Looking at that striking large bearish candlestick on the K-line chart, I pondered the logic behind it. The signal for the Bank of Japan to raise interest rates had actually been released long ago, and institutions began to position themselves a week in advance. The script was clearly written – they were just waiting for retail investors to obediently fall into the trap.
At nine in the morning, that plunge directly triggered over 420,000 liquidations, and sell orders on the exchange surged like a waterfall. But the really interesting part is in the on-chain data: the top ten Ethereum whales didn't move at all; instead, they swallowed nearly 80,000 ETH around the 2780 mark. This isn't called panic; this is called buying the dip.
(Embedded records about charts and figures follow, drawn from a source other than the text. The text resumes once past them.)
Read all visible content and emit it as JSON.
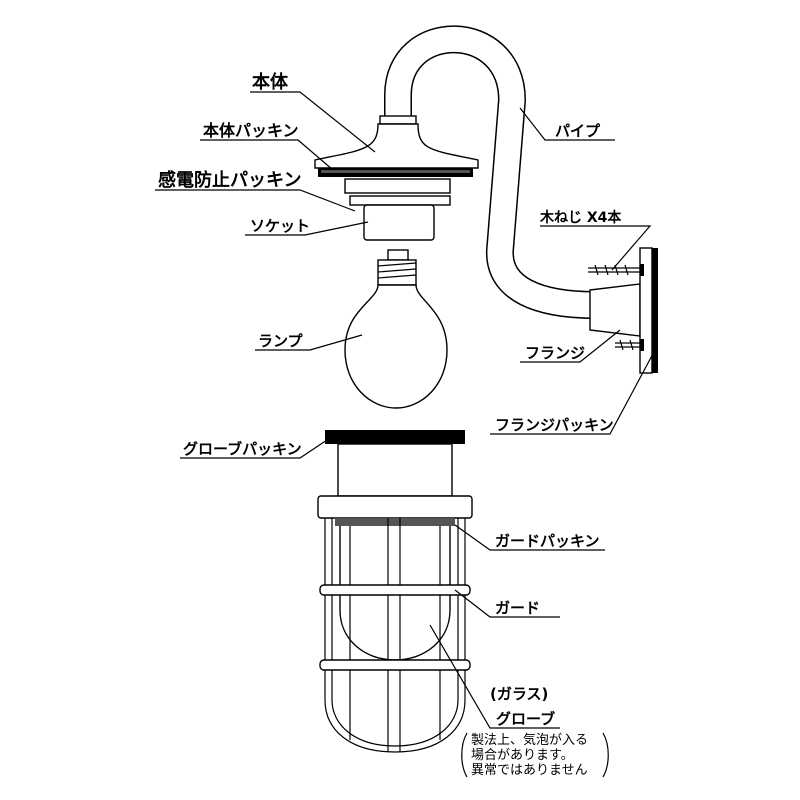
{
  "labels": {
    "body": "本体",
    "body_packing": "本体パッキン",
    "shock_packing": "感電防止パッキン",
    "socket": "ソケット",
    "lamp": "ランプ",
    "globe_packing": "グローブパッキン",
    "pipe": "パイプ",
    "wood_screw": "木ねじ X4本",
    "flange": "フランジ",
    "flange_packing": "フランジパッキン",
    "guard_packing": "ガードパッキン",
    "guard": "ガード",
    "glass": "(ガラス)",
    "globe": "グローブ"
  },
  "note": {
    "line1": "製法上、気泡が入る",
    "line2": "場合があります。",
    "line3": "異常ではありません"
  }
}
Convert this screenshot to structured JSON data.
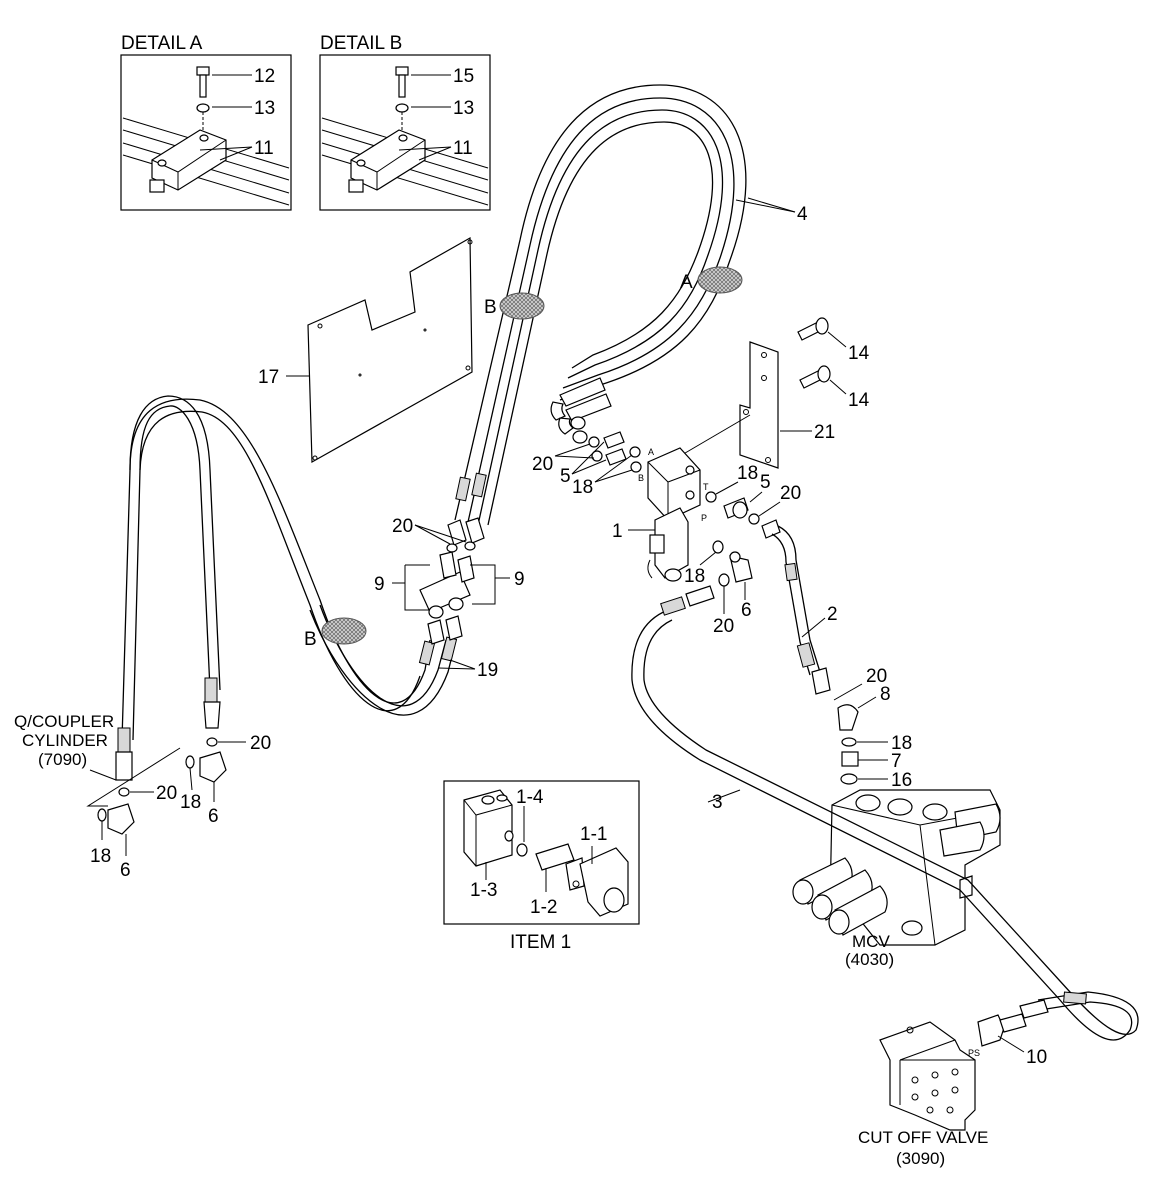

**Market manipulation is actually just a few tricks**
The tactics in the cryptocurrency market never go out of style; they just keep changing their disguise. The "price suppression and accumulation" method used by the whales is as smooth as breathing—deliberately driving down the price to trigger the stop-loss orders of retail investors, and then turning around to buy up the panic sell orders at the bottom price. This trick works especially well on coins with low liquidity and small trading volumes.
There is also the blatant "pump and dump" strategy, where the order book is filled with seemingly large buy orders to attract trend-following traders to jump in, only for these buy orders to be removed one by one, and then they start to sell off. Such practices are almost commonplace in the cryptocurrency market.
Recalling the classic cases from the market wave in 2021, some people made a fortune in a short period through deliberate order manipulation. Technical tools and the loopholes in market microstructure are always the hunting grounds for those with large capital.